When climbing the corporate ladder, women are encountering many broken rungs. How can companies identify these broken rungs, and what can be done to fix them?
Though they represent more than 54% of the U.S. workforce, women hold just 35% of senior leadership positions, according to a study cited by career experts at Zippia.
On the positive side, women CEOs running Fortune 500 companies reached an all-time high of 44 women, according to a May 2022 article in Fortune magazine—but the article’s authors note that this number represents just 8% of the total.
According to McKinsey’s Women in the Workplace 2022 report, the problem exists early on in women’s careers. While 60% of men transition from entry level to first-level management, only 4 0% of women do the same. For every 100 men who are promoted from entry-level roles to manager positions, only 87 women are promoted and only 82 women of color are promoted, with only 1 in 20 C-suite executives being a woman of color.

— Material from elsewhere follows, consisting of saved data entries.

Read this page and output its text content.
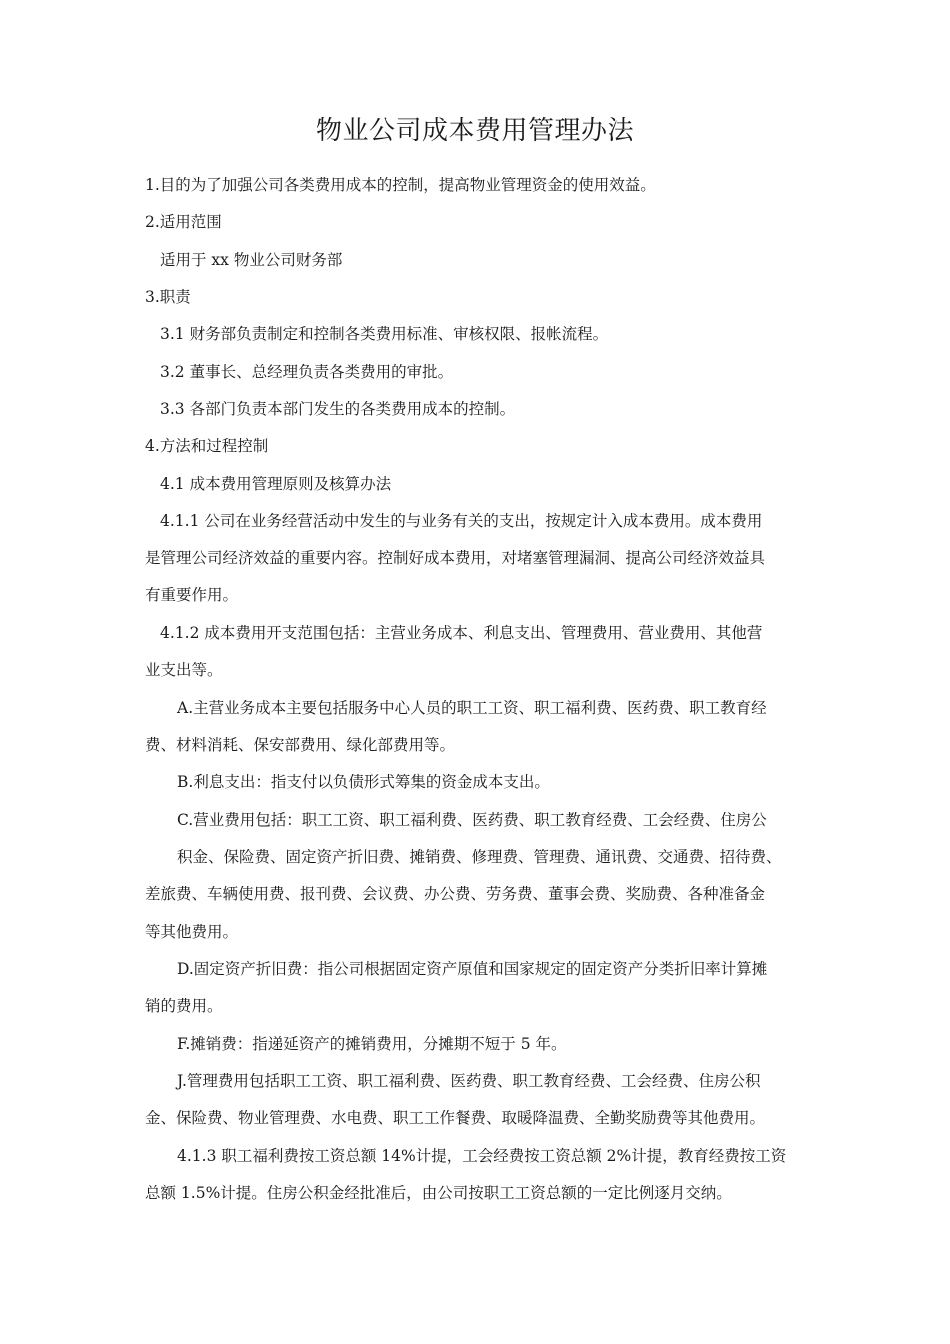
物业公司成本费用管理办法
1.目的为了加强公司各类费用成本的控制，提高物业管理资金的使用效益。
2.适用范围
适用于 xx 物业公司财务部
3.职责
3.1 财务部负责制定和控制各类费用标准、审核权限、报帐流程。
3.2 董事长、总经理负责各类费用的审批。
3.3 各部门负责本部门发生的各类费用成本的控制。
4.方法和过程控制
4.1 成本费用管理原则及核算办法
4.1.1 公司在业务经营活动中发生的与业务有关的支出，按规定计入成本费用。成本费用
是管理公司经济效益的重要内容。控制好成本费用，对堵塞管理漏洞、提高公司经济效益具
有重要作用。
4.1.2 成本费用开支范围包括：主营业务成本、利息支出、管理费用、营业费用、其他营
业支出等。
A.主营业务成本主要包括服务中心人员的职工工资、职工福利费、医药费、职工教育经
费、材料消耗、保安部费用、绿化部费用等。
B.利息支出：指支付以负债形式筹集的资金成本支出。
C.营业费用包括：职工工资、职工福利费、医药费、职工教育经费、工会经费、住房公
积金、保险费、固定资产折旧费、摊销费、修理费、管理费、通讯费、交通费、招待费、
差旅费、车辆使用费、报刊费、会议费、办公费、劳务费、董事会费、奖励费、各种准备金
等其他费用。
D.固定资产折旧费：指公司根据固定资产原值和国家规定的固定资产分类折旧率计算摊
销的费用。
F.摊销费：指递延资产的摊销费用，分摊期不短于 5 年。
J.管理费用包括职工工资、职工福利费、医药费、职工教育经费、工会经费、住房公积
金、保险费、物业管理费、水电费、职工工作餐费、取暖降温费、全勤奖励费等其他费用。
4.1.3 职工福利费按工资总额 14%计提，工会经费按工资总额 2%计提，教育经费按工资
总额 1.5%计提。住房公积金经批准后，由公司按职工工资总额的一定比例逐月交纳。
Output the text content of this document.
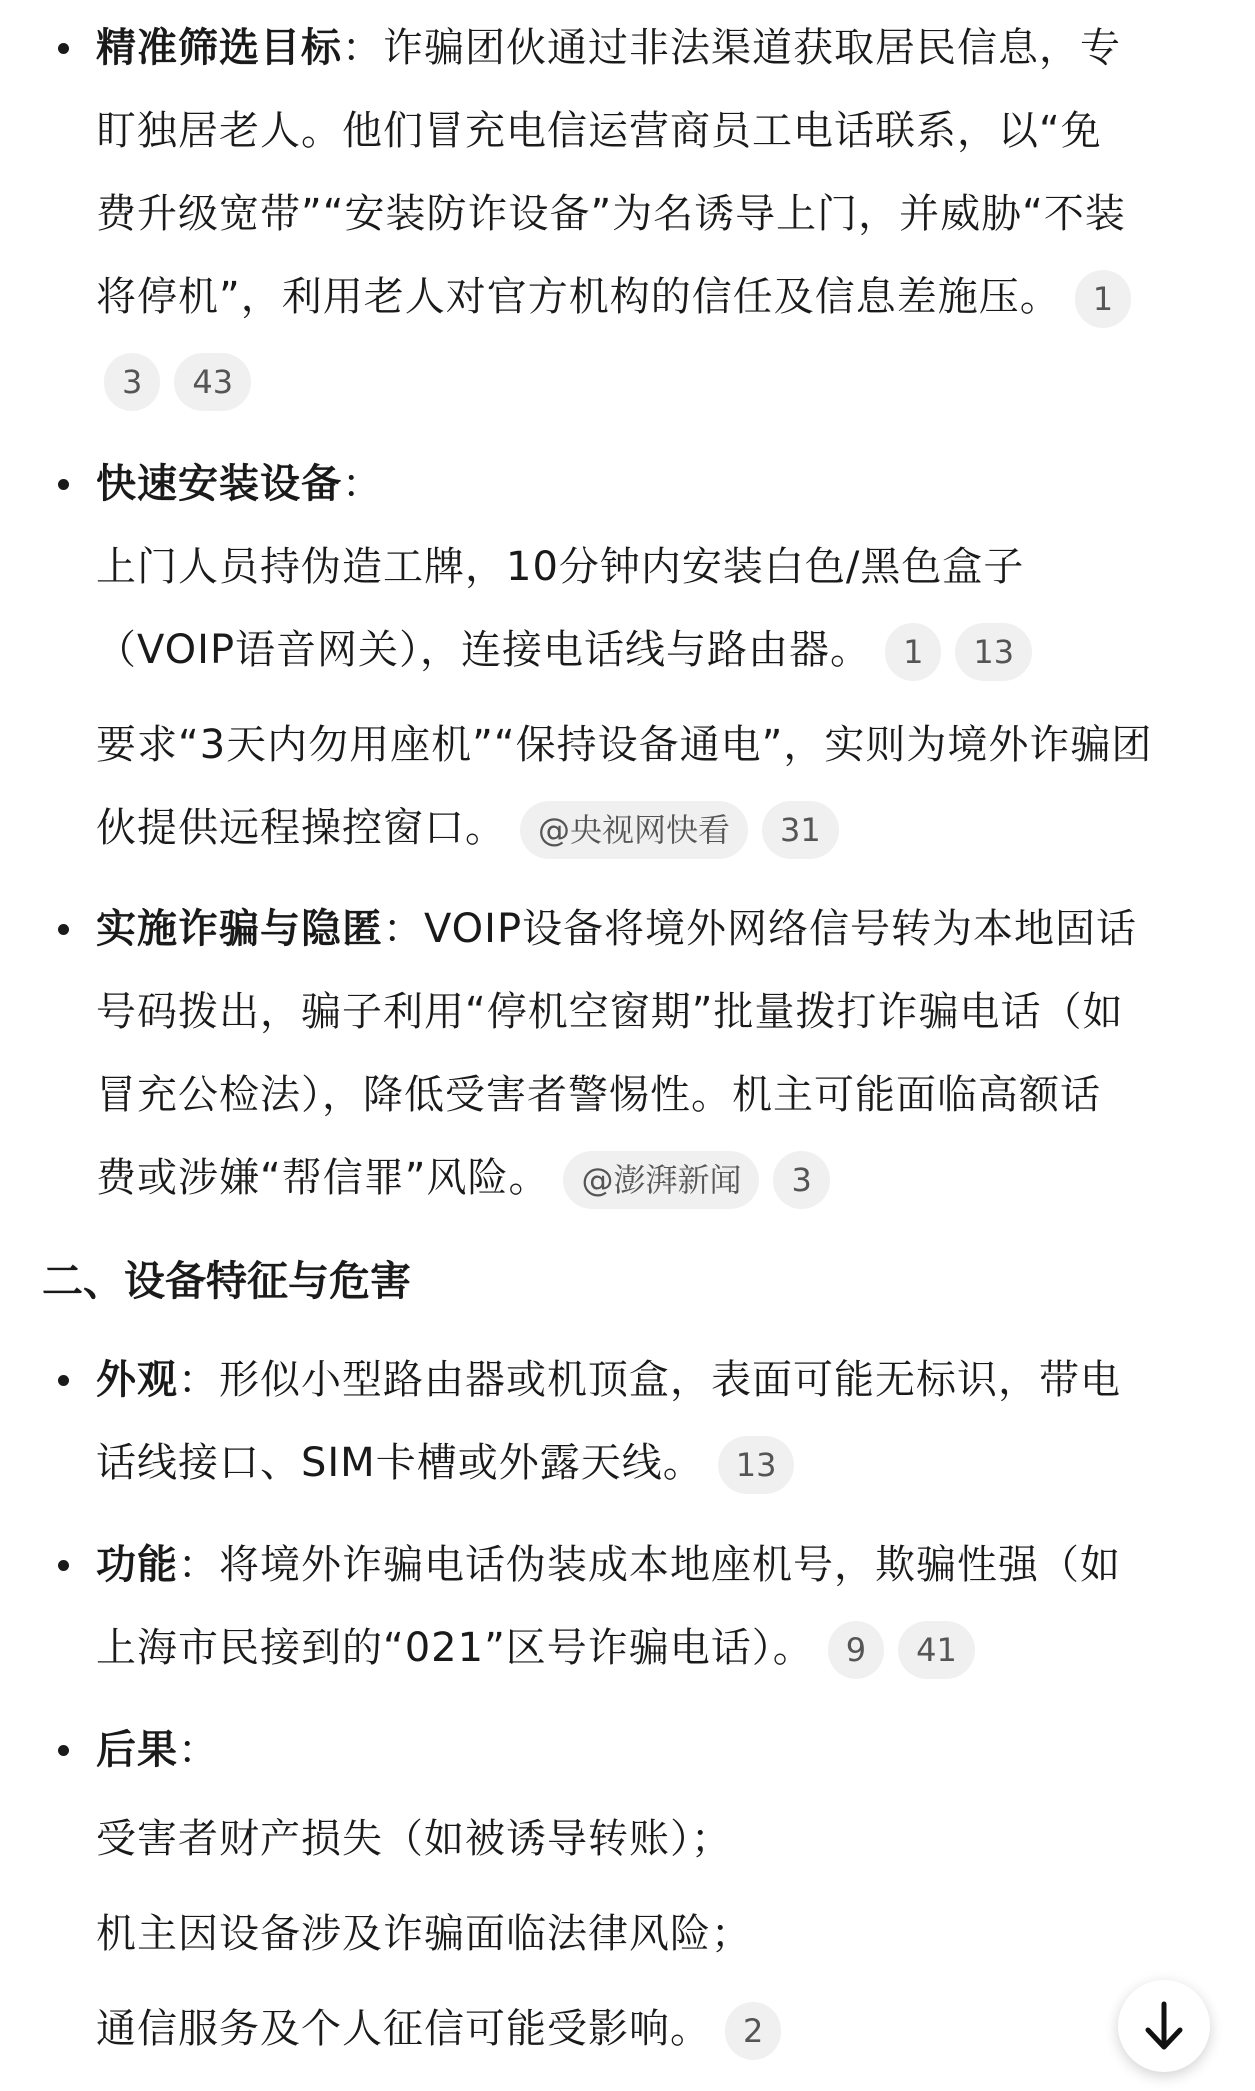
精准筛选目标：诈骗团伙通过非法渠道获取居民信息，专
盯独居老人。他们冒充电信运营商员工电话联系，以“免
费升级宽带”“安装防诈设备”为名诱导上门，并威胁“不装
将停机”，利用老人对官方机构的信任及信息差施压。 1
3 43
快速安装设备：
上门人员持伪造工牌，10分钟内安装白色/黑色盒子
（VOIP语音网关），连接电话线与路由器。 1 13
要求“3天内勿用座机”“保持设备通电”，实则为境外诈骗团
伙提供远程操控窗口。 @央视网快看 31
实施诈骗与隐匿：VOIP设备将境外网络信号转为本地固话
号码拨出，骗子利用“停机空窗期”批量拨打诈骗电话（如
冒充公检法），降低受害者警惕性。机主可能面临高额话
费或涉嫌“帮信罪”风险。 @澎湃新闻 3
二、设备特征与危害
外观：形似小型路由器或机顶盒，表面可能无标识，带电
话线接口、SIM卡槽或外露天线。 13
功能：将境外诈骗电话伪装成本地座机号，欺骗性强（如
上海市民接到的“021”区号诈骗电话）。 9 41
后果：
受害者财产损失（如被诱导转账）；
机主因设备涉及诈骗面临法律风险；
通信服务及个人征信可能受影响。 2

And for every woman at the director level who is promoted to the next level, two women directors are choosing to leave their company.
“As a result, men significantly outnumber women at the manager level, and women can never catch up. There are simply too few women to promote to senior leadership positions,” McKinsey experts write. They also note that companies are struggling to hold onto the relatively few women leaders they have, and all of these dynamics are even more pronounced for women of color.
McKinsey found that women managers are more likely to experience microaggressions, with women leaders twice as likely as men leaders to be mistaken for someone more junior. Women leaders are also more likely to report that personal characteristics, such as their gender or being a parent, have played a role in them being denied or passed over for a raise, promotion, or chance to get ahead.
Although women leaders are doing more to support employee well-being and foster inclusion, experts state that this critical work is spreading them thin and going mostly unrewarded, with 40% of women leaders saying their DEI work isn’t acknowledged at all in performance reviews.
Women of color face even more microaggressions and barriers to advancement. McKinsey reported that Latinas and Black women are less likely than women of other races and ethnicities to say their manager supports their career development, and that they experience less psychological safety. “If companies don’t take action, they risk losing not only their current women leaders but also the next generation of women leaders,” McKinsey experts note. “Young women are even more ambitious and place a higher premium on working in an equitable, supportive, and inclusive workplace. They’re watching senior women leave for better opportunities, and they’re prepared to do the same.”